Using writing samples from hundreds of known authors and volunteers within the DHS, researchers at the Illinois Institute of Technology and Bar-Ilan University in Israel reunited and began working on a program that would expand upon their previous work.

Although the algorithm is in its early stages, it matches writing samples of at least 500 words to another sample of known writing correctly at least 85% of the time.

Dr. Adam Levi, lead researcher, explains the high correlation, "People can't hide who they are. They unconsciously give away elements that are unique to their writing: turns of phrase, word order, and even punctuation. All of these elements are unconscious, much like we found when working the 'Gender Guesser' program a decade ago."

Another official at DHS hopes that the algorithm will begin to work on smaller samples.

"We hope to eventually be able to match extremely small writing samples, such as those found on Twitter, to assist law enforcement in apprehending and prosecuting those who hide behind anonymity on the web."

The rest of the article is here


  1. Nice! I have to admit, when I get anonymous reviewer comments, I spend some time trying to guess the reviewers' gender.

  2. The Gender Guesser is a real algorithm. Feel free to check it out. It's always fun.

  3. I test very strongly in the wrong gender. I was fascinated.

    1. Of course I've had years and years of training learning not to write like a girl.

    2. Merely, I come out 80% male... any program that systematically mislables professional women doesn't work well.

    3. Isn't there a whole lot of work showing that all those markers of "gender" in language are actually markers of subordination? If you speak with authority, you "sound like a man".

  4. Hold it; what about the April 1 joke stuff? I thought this was going to be a fake exercise site until this evening!

  5. It's all over, baby. The page is always 12 hours in the future.

  6. I'm guessing that at least two three-letter agencies want to know who Strelnikov really is.

  7. So... run your posts through google translate a couple of times before converting it back into english and you end up with something that is "sanitized".

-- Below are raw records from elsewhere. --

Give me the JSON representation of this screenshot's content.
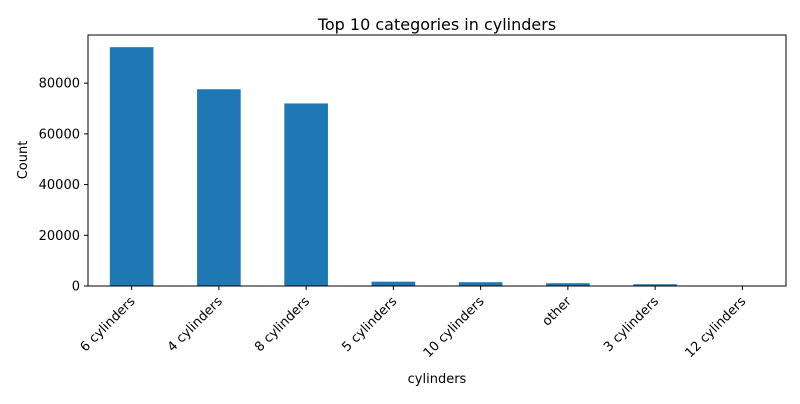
{
  "chart_data": {
    "type": "bar",
    "title": "Top 10 categories in cylinders",
    "xlabel": "cylinders",
    "ylabel": "Count",
    "categories": [
      "6 cylinders",
      "4 cylinders",
      "8 cylinders",
      "5 cylinders",
      "10 cylinders",
      "other",
      "3 cylinders",
      "12 cylinders"
    ],
    "values": [
      94200,
      77600,
      72000,
      1700,
      1500,
      1100,
      700,
      200
    ],
    "ylim": [
      0,
      99000
    ],
    "yticks": [
      0,
      20000,
      40000,
      60000,
      80000
    ],
    "bar_color": "#1f77b4",
    "grid": false,
    "legend": "none"
  }
}
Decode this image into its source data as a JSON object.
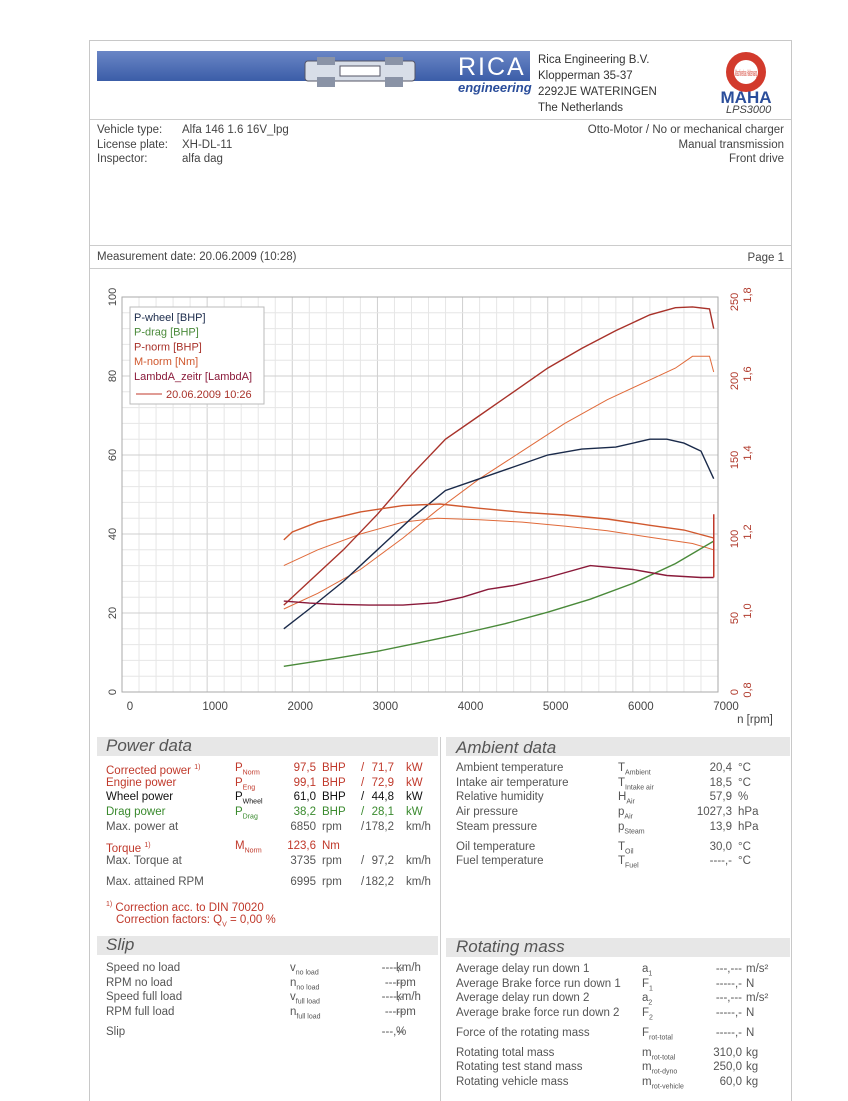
{
  "header": {
    "brand": "RICA",
    "brand_sub": "engineering",
    "address": [
      "Rica Engineering B.V.",
      "Klopperman 35-37",
      "2292JE WATERINGEN",
      "The Netherlands"
    ],
    "logo_text": "MAHA",
    "logo_ring": "Maschinenbau Haldenwang",
    "model": "LPS3000"
  },
  "vehicle": {
    "labels": [
      "Vehicle type:",
      "License plate:",
      "Inspector:"
    ],
    "values": [
      "Alfa 146 1.6 16V_lpg",
      "XH-DL-11",
      "alfa dag"
    ],
    "right": [
      "Otto-Motor / No or mechanical charger",
      "Manual transmission",
      "Front drive"
    ]
  },
  "measurement": {
    "date": "Measurement date: 20.06.2009 (10:28)",
    "page": "Page 1"
  },
  "chart_data": {
    "type": "line",
    "xlabel": "n [rpm]",
    "xlim": [
      0,
      7000
    ],
    "x_ticks": [
      "0",
      "1000",
      "2000",
      "3000",
      "4000",
      "5000",
      "6000",
      "7000"
    ],
    "ylim": [
      0,
      100
    ],
    "y_ticks": [
      "0",
      "20",
      "40",
      "60",
      "80",
      "100"
    ],
    "y2_ticks": [
      "0",
      "50",
      "100",
      "150",
      "200",
      "250"
    ],
    "y3_ticks": [
      "0,8",
      "1,0",
      "1,2",
      "1,4",
      "1,6",
      "1,8"
    ],
    "grid": true,
    "legend": "top-left",
    "legend_date": "20.06.2009 10:26",
    "series": [
      {
        "name": "P-wheel [BHP]",
        "color": "#1a2a4a",
        "x": [
          1900,
          2200,
          2600,
          3000,
          3400,
          3800,
          4200,
          4600,
          5000,
          5400,
          5800,
          6200,
          6400,
          6600,
          6800,
          6950
        ],
        "y": [
          16,
          21,
          28,
          36,
          44,
          51,
          54,
          57,
          60,
          61.5,
          62,
          64,
          64,
          63,
          61,
          54
        ]
      },
      {
        "name": "P-drag [BHP]",
        "color": "#4a8a3a",
        "x": [
          1900,
          2500,
          3000,
          3500,
          4000,
          4500,
          5000,
          5500,
          6000,
          6500,
          6950
        ],
        "y": [
          6.5,
          8.5,
          10.3,
          12.5,
          14.8,
          17.3,
          20.2,
          23.5,
          27.5,
          32.5,
          38.2
        ]
      },
      {
        "name": "P-norm [BHP]",
        "color": "#a8322a",
        "x": [
          1900,
          2200,
          2600,
          3000,
          3400,
          3800,
          4200,
          4600,
          5000,
          5400,
          5800,
          6200,
          6500,
          6700,
          6900,
          6950
        ],
        "y": [
          22,
          28,
          36,
          45,
          55,
          64,
          70,
          76,
          82,
          87,
          91.5,
          95.5,
          97.3,
          97.5,
          97,
          92
        ]
      },
      {
        "name": "M-norm [Nm]",
        "color": "#d0582e",
        "x": [
          1900,
          2000,
          2300,
          2800,
          3300,
          3735,
          4200,
          4700,
          5200,
          5700,
          6200,
          6600,
          6950
        ],
        "y": [
          38.5,
          40.5,
          43,
          45.6,
          47.2,
          47.6,
          46.5,
          45.5,
          44.8,
          43.8,
          42.2,
          41,
          39
        ]
      },
      {
        "name": "LambdA_zeitr [LambdA]",
        "color": "#8a1a3a",
        "x": [
          1900,
          2200,
          2500,
          2900,
          3300,
          3700,
          4000,
          4300,
          4600,
          5000,
          5500,
          6000,
          6400,
          6800,
          6950
        ],
        "y": [
          23,
          22.5,
          22.2,
          22,
          22,
          22.6,
          24,
          26,
          27,
          29,
          32,
          31,
          29.5,
          29,
          29
        ]
      }
    ],
    "thin_series": [
      {
        "color": "#e06a3a",
        "x": [
          1900,
          2300,
          2800,
          3300,
          3700,
          4200,
          4700,
          5200,
          5700,
          6200,
          6700,
          6950
        ],
        "y": [
          32,
          36,
          40,
          43,
          44,
          43.6,
          43,
          42,
          40.8,
          39.2,
          37.6,
          36
        ]
      },
      {
        "color": "#e06a3a",
        "x": [
          1900,
          2300,
          2800,
          3300,
          3700,
          4200,
          4700,
          5200,
          5700,
          6200,
          6500,
          6700,
          6900,
          6950
        ],
        "y": [
          21,
          25,
          31,
          39,
          46,
          54,
          61,
          68,
          74,
          79,
          82,
          85,
          85,
          81
        ]
      }
    ]
  },
  "power": {
    "title": "Power data",
    "rows": [
      {
        "label": "Corrected power",
        "sup": "1)",
        "sym": "P",
        "sub": "Norm",
        "v1": "97,5",
        "u1": "BHP",
        "v2": "71,7",
        "u2": "kW",
        "cls": "red"
      },
      {
        "label": "Engine power",
        "sup": "",
        "sym": "P",
        "sub": "Eng",
        "v1": "99,1",
        "u1": "BHP",
        "v2": "72,9",
        "u2": "kW",
        "cls": "red"
      },
      {
        "label": "Wheel power",
        "sup": "",
        "sym": "P",
        "sub": "Wheel",
        "v1": "61,0",
        "u1": "BHP",
        "v2": "44,8",
        "u2": "kW",
        "cls": "blk"
      },
      {
        "label": "Drag power",
        "sup": "",
        "sym": "P",
        "sub": "Drag",
        "v1": "38,2",
        "u1": "BHP",
        "v2": "28,1",
        "u2": "kW",
        "cls": "grn"
      },
      {
        "label": "Max. power at",
        "sup": "",
        "sym": "",
        "sub": "",
        "v1": "6850",
        "u1": "rpm",
        "v2": "178,2",
        "u2": "km/h",
        "cls": "gry"
      }
    ],
    "torque": {
      "label": "Torque",
      "sup": "1)",
      "sym": "M",
      "sub": "Norm",
      "v1": "123,6",
      "u1": "Nm"
    },
    "torque_at": {
      "label": "Max. Torque at",
      "v1": "3735",
      "u1": "rpm",
      "v2": "97,2",
      "u2": "km/h"
    },
    "max_rpm": {
      "label": "Max. attained RPM",
      "v1": "6995",
      "u1": "rpm",
      "v2": "182,2",
      "u2": "km/h"
    },
    "note1": "Correction acc. to DIN 70020",
    "note2": "Correction factors: Q",
    "note2_sub": "V",
    "note2_val": " =   0,00 %"
  },
  "ambient": {
    "title": "Ambient data",
    "rows": [
      {
        "label": "Ambient temperature",
        "sym": "T",
        "sub": "Ambient",
        "v": "20,4",
        "u": "°C"
      },
      {
        "label": "Intake air temperature",
        "sym": "T",
        "sub": "Intake air",
        "v": "18,5",
        "u": "°C"
      },
      {
        "label": "Relative humidity",
        "sym": "H",
        "sub": "Air",
        "v": "57,9",
        "u": "%"
      },
      {
        "label": "Air pressure",
        "sym": "p",
        "sub": "Air",
        "v": "1027,3",
        "u": "hPa"
      },
      {
        "label": "Steam pressure",
        "sym": "p",
        "sub": "Steam",
        "v": "13,9",
        "u": "hPa"
      },
      {
        "label": "Oil temperature",
        "sym": "T",
        "sub": "Oil",
        "v": "30,0",
        "u": "°C"
      },
      {
        "label": "Fuel temperature",
        "sym": "T",
        "sub": "Fuel",
        "v": "----,-",
        "u": "°C"
      }
    ]
  },
  "slip": {
    "title": "Slip",
    "rows": [
      {
        "label": "Speed no load",
        "sym": "v",
        "sub": "no load",
        "v": "----,-",
        "u": "km/h"
      },
      {
        "label": "RPM no load",
        "sym": "n",
        "sub": "no load",
        "v": "-----",
        "u": "rpm"
      },
      {
        "label": "Speed full load",
        "sym": "v",
        "sub": "full load",
        "v": "----,-",
        "u": "km/h"
      },
      {
        "label": "RPM full load",
        "sym": "n",
        "sub": "full load",
        "v": "-----",
        "u": "rpm"
      },
      {
        "label": "Slip",
        "sym": "",
        "sub": "",
        "v": "---,--",
        "u": "%"
      }
    ]
  },
  "rotating": {
    "title": "Rotating mass",
    "rows": [
      {
        "label": "Average delay run down 1",
        "sym": "a",
        "sub": "1",
        "v": "---,---",
        "u": "m/s²"
      },
      {
        "label": "Average Brake force run down 1",
        "sym": "F",
        "sub": "1",
        "v": "-----,-",
        "u": "N"
      },
      {
        "label": "Average delay run down 2",
        "sym": "a",
        "sub": "2",
        "v": "---,---",
        "u": "m/s²"
      },
      {
        "label": "Average brake force run down 2",
        "sym": "F",
        "sub": "2",
        "v": "-----,-",
        "u": "N"
      },
      {
        "label": "Force of the rotating mass",
        "sym": "F",
        "sub": "rot-total",
        "v": "-----,-",
        "u": "N"
      },
      {
        "label": "Rotating total mass",
        "sym": "m",
        "sub": "rot-total",
        "v": "310,0",
        "u": "kg"
      },
      {
        "label": "Rotating test stand mass",
        "sym": "m",
        "sub": "rot-dyno",
        "v": "250,0",
        "u": "kg"
      },
      {
        "label": "Rotating vehicle mass",
        "sym": "m",
        "sub": "rot-vehicle",
        "v": "60,0",
        "u": "kg"
      }
    ]
  }
}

  8. Gender Guesser and related software are awesome at guessing the identities of poor writers. It's totally easy to game the gender one; it's based on some really pernicious stereotypes about gender and writing (eg women use more personal pronouns). I tested it out on a range of my own writing samples. All the personal pieces it labelled as female, all the academic pieces as male. Groundbreaking. Scholarly writing is produced by penises. Give me a fucking break.